Market Bounce is Because of China Comments?

The Yahoo finance top story is about yesterday's "Financial Times report that China was considering cutting its exposure to European debt. That would have signaled that China didn't think Europe would be able to contain the crisis. The agency that manages China's $2.5 trillion in foreign reserves denied the report."

Their take is that this denial caused the bounce today. As though a sovereign wealth fund would tell you in advance how and when they were planning to get out of a huge position in garbage European sovereign debt. As cynical as I am about other fund managers, I don't think they are that stupid.

The market bounced because it was ready to bounce, as I was warning all week. We were seeing high levels of put buying and the market was oversold.

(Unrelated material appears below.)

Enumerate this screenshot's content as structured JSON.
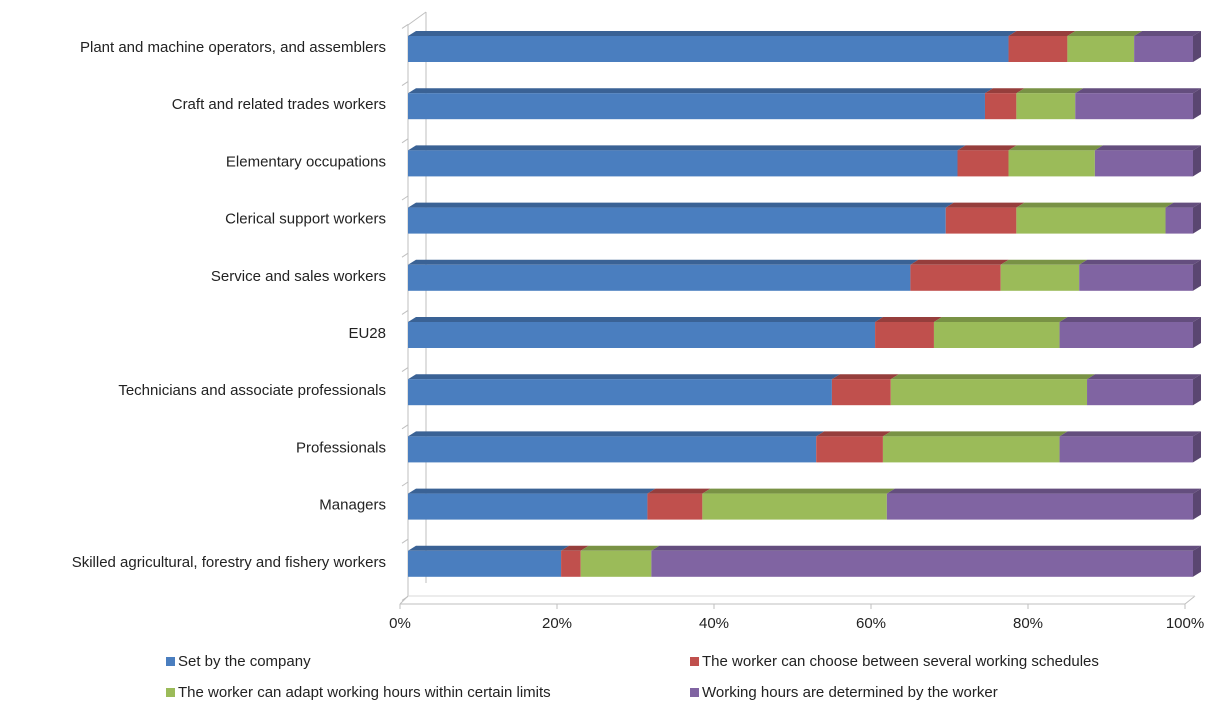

This bounce could continue, but it is going to set up great short selling opportunities if it does.

1 comment:

Taylor Conant said...

I've actually found the contemporary market action of the last two weeks to be entirely predictable and perhaps working the most logically and consistently it has in over a year. Yet countless traders and investors seem incredibly perplexed by this current period. It reinforces my belief that we are witnessing a short-term directional change in the markets-- investors tend to have no trouble recognizing a trend when it is clear and in force for a period of time, but the transition period from one trend to another tends to never be recognized as such (instead, it appears as this mysterious "hiccup" in the existing trend) and therefore leaves numerous investors flummoxed.

They lose their shirts shortly thereafter.